De las casas del pueblo habían venido Silas Coombe, la señora Weatherspoon y otros hombres de edad avanzada. Lo más destacable era que había muchas mujeres acompañando a sus esposos; mujeres que no pisaban la posada desde que ésta cayó en las manos del no llorado Juggs.
Pero más destacable aún era la multitud, en su mayor parte femenina, que se apiñaba a la izquierda de la puerta. Todas las sillas más confortables estaban ocupadas. La señorita Sweet, la vieja institutriz de Phyllida, estaba allí junto con la señorita Hellebore, que, a pesar de estar medio inválida, no había podido reprimir la curiosidad. Las dos le habían visto entrar y le estaban observando con manifiesto interés, pero él estaba acostumbrado a ser el centro de atención de sus brillantes y sagaces ojos.

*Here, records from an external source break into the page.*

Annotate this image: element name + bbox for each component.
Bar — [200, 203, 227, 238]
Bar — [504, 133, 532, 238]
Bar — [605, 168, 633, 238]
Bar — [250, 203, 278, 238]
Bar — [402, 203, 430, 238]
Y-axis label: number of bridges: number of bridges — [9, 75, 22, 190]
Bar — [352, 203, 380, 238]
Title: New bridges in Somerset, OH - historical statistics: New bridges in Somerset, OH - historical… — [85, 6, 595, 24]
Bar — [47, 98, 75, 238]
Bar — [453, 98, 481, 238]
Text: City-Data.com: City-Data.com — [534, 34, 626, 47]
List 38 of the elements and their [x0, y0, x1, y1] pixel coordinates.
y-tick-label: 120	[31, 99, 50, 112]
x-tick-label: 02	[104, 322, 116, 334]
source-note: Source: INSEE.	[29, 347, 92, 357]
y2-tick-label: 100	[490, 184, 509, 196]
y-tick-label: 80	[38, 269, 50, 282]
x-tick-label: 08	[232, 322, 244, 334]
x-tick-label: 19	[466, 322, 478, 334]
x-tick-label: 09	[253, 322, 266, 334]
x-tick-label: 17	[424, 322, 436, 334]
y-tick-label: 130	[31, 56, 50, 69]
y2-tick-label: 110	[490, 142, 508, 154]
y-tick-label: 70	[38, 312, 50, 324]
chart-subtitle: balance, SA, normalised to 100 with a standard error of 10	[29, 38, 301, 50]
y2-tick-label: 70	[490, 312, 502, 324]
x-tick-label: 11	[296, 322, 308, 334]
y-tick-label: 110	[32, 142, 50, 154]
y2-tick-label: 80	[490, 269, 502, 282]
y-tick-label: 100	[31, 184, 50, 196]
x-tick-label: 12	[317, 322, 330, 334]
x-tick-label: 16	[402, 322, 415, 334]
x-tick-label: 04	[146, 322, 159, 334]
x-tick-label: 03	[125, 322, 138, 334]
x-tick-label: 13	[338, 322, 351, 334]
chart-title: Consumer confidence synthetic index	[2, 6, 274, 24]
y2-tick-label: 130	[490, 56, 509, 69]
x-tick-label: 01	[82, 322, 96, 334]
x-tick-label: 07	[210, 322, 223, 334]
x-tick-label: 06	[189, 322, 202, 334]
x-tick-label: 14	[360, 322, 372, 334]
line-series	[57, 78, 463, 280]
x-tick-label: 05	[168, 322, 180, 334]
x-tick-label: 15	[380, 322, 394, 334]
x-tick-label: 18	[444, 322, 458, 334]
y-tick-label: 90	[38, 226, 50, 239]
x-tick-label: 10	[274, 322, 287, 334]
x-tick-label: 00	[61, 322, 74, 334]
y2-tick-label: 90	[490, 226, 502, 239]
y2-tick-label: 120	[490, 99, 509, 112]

Las dueñas de Highgate y de Dottswood Farm se encontraban también allí, charlando como cotorras.
Jonas echó otro vistazo a su alrededor, pero no vio a Phyllida entre la multitud. Era la hora de la cena de Aidan y Evan, así que no era de extrañar que no estuviera allí. Sin embargo, estaba seguro de que su gemela habría asomado la nariz por allí durante la tarde, pero como la señorita Beauregard había estado con él, lo más probable es que Phyllida aún no la conociera.
Huelga decir que todos habían ido a la posada para ver y conversar -al menos en el caso de las mujeres-con la nueva posadera. En ese mismo momento lady Fortemain, la madre de Cedric, estaba hablando con ella. Había acaparado a Emily Beauregard y Jonas sabía de sobra que la dama no estaría dispuesta a dejarla marchar.
Emily levantó la mirada y lo vio, pero lady Fortemain alargó la mano y apresó la muñeca de la joven, reclamando su atención.
Decidiendo que su nueva posadera podía necesitar ayuda para liberarse, Jonas se dirigió hacia ellas.
Em supo sin tener que mirar que Tallent se estaba acercando, y le irritó el estremecimiento nervioso que esa certeza provocó en su interior. Una parte de su mente -¿o eran sus instintos?-la impulsaba a interrumpir la conversación con lady Fortemain -de Ballyclose Manor, nada menos-y buscar refugio en su despacho o, mejor aún, en el ambiente completamente femenino de la cocina.
Otra parte de su mente -por fortuna la mejor parte-, se negaba en redondo a mostrar ningún signo de debilidad. Debía mantenerse firme, y no ponerse nerviosa ni reaccionar en modo alguno a la presencia de Jonas Tallent, al menos exteriormente. Pero lo más importante de todo era que debía escuchar con total atención lo que le decía lady Fortemain. Por lo que había oído esa noche, Ballyclose Manor ocupaba el primer puesto en la lista de «la casa más alta».
Pero con el elegante caballero acercándose a ella con gracia letal, centrar la atención en la dama en cuestión no era nada fácil.